Integrating an LLM model into our system incurs operational costs that may impact the system’s scalability. Therefore, it is crucial to evaluate the financial aspects of the LLM integration. The costs associated with implementing an LLM service, such as those from OpenAI, Google, or Anthropic, vary based on the specific model selected and the features used, such as OpenAI’s file search feature used in our testing implementation. These models differ in their pricing structures, capabilities, processing speeds, and performance, which can significantly affect the overall efficiency and effectiveness of our system. Charges are typically calculated based on token usage for the chosen model, where token usage is determined by both input and output tokens, with one token roughly equivalent to 0.75 words. Additionally, we employ a RAG system, which retrieves relevant transaction data from the vector database based on the user query. The retrieved data is converted into tokens and sent to the LLM along with the user query. Consequently, the tokens generated by the RAG retrieval process should be included as part of the input tokens when calculating the total cost.
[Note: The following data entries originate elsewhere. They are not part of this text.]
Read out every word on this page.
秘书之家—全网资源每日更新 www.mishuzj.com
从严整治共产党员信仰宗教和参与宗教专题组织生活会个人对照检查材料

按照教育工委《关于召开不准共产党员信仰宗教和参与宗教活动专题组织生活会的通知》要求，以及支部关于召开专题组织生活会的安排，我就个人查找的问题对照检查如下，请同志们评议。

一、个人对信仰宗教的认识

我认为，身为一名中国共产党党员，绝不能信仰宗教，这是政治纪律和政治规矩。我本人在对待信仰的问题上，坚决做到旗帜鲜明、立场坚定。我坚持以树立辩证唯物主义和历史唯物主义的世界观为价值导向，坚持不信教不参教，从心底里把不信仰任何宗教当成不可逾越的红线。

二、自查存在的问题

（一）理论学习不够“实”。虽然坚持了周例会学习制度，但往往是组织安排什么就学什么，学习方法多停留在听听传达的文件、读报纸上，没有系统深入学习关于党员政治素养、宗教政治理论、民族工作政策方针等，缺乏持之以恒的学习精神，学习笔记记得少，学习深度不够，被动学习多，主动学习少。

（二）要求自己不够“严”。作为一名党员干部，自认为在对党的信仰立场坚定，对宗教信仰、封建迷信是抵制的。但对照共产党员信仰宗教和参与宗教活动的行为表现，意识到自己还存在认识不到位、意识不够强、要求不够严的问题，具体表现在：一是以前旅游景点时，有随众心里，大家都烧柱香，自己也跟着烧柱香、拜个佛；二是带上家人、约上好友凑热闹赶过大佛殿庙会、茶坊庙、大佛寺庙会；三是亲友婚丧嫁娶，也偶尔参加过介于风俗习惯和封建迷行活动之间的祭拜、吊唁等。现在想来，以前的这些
Table 6 summarizes the average costs associated with integrating different powerful LLM models within our system. The analysis reveals that interaction costs are minimal, with each session costing a maximum of $0.1 even when using the most advanced models. To estimate these costs, we analyzed the maximum number of input and output tokens processed per session during the testing phase using the OpenAI tokenizer tool43. In each session, the system processed a maximum of 33K input tokens, including tokens retrieved by the RAG system, and generated up to 400 output tokens. Additionally, we calculated the cost per instance for the real-time analysis of new claim requests, which consistently requires around 9K input tokens and 1 output token, resulting in a cost of less than $0.03 per claim.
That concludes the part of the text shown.